Hi. It’s been awhile.
My life has felt a bit like a whirlwind the last 6 months – getting and recovering from top surgery, leaving my job, moving out of Chicago, starting school…
And then I landed in a small town, in an apartment with pale blue walls, in a mostly quiet neighborhood (the exception being the neighbor's 7 barking dogs, a reflexive cacophony that begins at 7am most days). I have lots of plants and art and tea cups. I am learning more than I can reasonably fit into my brain – about the content of my classes and research, but also how to act with new people, the inner workings of the academic hierarchy, as well as my role in The Academy. In other words, what exactly I signed up for in starting this PhD program.

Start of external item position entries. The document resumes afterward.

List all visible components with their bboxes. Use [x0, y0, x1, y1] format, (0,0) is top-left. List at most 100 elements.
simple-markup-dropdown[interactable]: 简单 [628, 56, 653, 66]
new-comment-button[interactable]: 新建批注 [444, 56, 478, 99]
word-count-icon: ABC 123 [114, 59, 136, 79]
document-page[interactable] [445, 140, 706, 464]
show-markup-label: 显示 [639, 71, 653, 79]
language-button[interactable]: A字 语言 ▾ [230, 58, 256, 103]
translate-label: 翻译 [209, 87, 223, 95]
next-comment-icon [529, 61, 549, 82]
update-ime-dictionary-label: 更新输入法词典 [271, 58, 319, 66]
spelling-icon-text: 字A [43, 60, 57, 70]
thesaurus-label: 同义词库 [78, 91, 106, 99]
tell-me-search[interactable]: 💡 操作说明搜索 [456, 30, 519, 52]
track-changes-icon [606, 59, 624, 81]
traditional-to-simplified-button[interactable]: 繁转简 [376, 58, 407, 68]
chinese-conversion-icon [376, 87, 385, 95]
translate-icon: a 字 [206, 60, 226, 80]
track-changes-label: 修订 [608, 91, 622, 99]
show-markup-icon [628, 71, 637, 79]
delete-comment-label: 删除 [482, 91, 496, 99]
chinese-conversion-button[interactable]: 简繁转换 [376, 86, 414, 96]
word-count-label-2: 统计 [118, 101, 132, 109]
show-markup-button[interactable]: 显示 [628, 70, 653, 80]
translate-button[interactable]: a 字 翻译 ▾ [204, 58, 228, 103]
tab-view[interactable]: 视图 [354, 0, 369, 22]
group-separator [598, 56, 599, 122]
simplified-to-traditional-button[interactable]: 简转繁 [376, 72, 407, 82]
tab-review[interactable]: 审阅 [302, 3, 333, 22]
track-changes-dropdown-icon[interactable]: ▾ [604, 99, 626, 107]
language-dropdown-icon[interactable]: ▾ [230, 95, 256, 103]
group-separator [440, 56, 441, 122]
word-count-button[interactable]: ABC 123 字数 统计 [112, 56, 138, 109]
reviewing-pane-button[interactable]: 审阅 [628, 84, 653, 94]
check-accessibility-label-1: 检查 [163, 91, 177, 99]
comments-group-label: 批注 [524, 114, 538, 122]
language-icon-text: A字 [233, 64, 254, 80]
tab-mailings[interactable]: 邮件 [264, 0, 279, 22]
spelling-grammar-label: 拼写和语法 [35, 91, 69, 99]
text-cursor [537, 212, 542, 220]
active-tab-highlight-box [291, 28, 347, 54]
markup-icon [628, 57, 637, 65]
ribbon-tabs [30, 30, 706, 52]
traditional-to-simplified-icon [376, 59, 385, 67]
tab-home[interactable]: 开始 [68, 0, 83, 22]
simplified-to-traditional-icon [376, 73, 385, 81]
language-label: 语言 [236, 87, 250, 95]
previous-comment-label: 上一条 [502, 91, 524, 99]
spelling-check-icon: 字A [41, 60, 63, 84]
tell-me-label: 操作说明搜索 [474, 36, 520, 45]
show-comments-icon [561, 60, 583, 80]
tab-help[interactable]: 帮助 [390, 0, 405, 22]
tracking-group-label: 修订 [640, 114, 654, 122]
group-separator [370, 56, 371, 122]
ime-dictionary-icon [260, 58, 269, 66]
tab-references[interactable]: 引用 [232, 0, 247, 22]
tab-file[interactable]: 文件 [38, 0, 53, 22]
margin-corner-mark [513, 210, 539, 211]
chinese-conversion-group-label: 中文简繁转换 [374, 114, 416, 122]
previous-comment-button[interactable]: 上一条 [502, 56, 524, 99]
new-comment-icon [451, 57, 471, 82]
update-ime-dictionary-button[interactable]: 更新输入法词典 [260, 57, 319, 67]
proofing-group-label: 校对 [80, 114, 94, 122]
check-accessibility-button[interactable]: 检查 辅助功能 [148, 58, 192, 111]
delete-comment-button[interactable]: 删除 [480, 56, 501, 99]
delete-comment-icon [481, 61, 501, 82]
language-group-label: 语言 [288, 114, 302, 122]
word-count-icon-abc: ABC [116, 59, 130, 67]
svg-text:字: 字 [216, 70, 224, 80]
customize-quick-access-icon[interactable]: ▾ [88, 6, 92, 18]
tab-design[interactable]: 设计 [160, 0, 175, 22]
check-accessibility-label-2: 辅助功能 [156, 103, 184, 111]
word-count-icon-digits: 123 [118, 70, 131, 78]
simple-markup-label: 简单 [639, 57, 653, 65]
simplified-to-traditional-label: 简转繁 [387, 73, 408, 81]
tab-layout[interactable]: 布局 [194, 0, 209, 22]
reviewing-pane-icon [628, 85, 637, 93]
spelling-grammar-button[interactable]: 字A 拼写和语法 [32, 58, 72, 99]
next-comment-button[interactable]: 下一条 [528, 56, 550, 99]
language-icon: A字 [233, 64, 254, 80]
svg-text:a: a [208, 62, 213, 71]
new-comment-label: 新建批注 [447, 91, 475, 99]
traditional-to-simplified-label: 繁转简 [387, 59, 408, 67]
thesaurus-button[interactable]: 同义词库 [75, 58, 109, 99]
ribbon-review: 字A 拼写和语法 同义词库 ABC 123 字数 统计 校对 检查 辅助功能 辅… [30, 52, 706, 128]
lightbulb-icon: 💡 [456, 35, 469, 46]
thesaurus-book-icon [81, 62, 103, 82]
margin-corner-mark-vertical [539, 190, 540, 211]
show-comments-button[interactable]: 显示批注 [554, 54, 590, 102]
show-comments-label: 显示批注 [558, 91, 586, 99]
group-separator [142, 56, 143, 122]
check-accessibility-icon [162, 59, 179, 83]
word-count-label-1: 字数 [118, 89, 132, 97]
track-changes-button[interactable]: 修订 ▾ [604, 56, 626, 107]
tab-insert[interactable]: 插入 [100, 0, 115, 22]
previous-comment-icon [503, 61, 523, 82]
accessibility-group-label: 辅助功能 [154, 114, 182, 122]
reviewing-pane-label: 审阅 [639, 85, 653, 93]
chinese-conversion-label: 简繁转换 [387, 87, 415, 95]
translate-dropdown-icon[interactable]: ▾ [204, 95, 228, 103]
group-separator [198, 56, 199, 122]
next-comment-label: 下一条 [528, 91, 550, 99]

I am hesitant to laud the unique experience of a PhD program.* It is, afterall, a job. But this environment is certainly different from anything I have experienced before, with its own language and difficulties. I am learning and re-learning how to be. The most immediate barrier is understanding how to present an academic argument in writing; unsurprisingly, art school does not teach you how to construct an academic argument. And academic writing is quite different from art writing.
Though it may be imposter syndrome, I feel that I am catching up to my peers, learning something that they already know. I am reading so much. I am writing when I need to.
Despite this pervasive feeling of uncertainty, I am grateful to get to spend time learning and reading, changing and growing, and remaining critical and cautious of falling into some imagined academic archetype.
My hope for the future of this newsletter is that it will be a way to exercise my extra-academic writing and maintain my voice. The newsletter will continue, just perhaps at a slower pace.
♡ emrys
* There are plenty who have done so better than I could. If you are curious, check out PhD comics.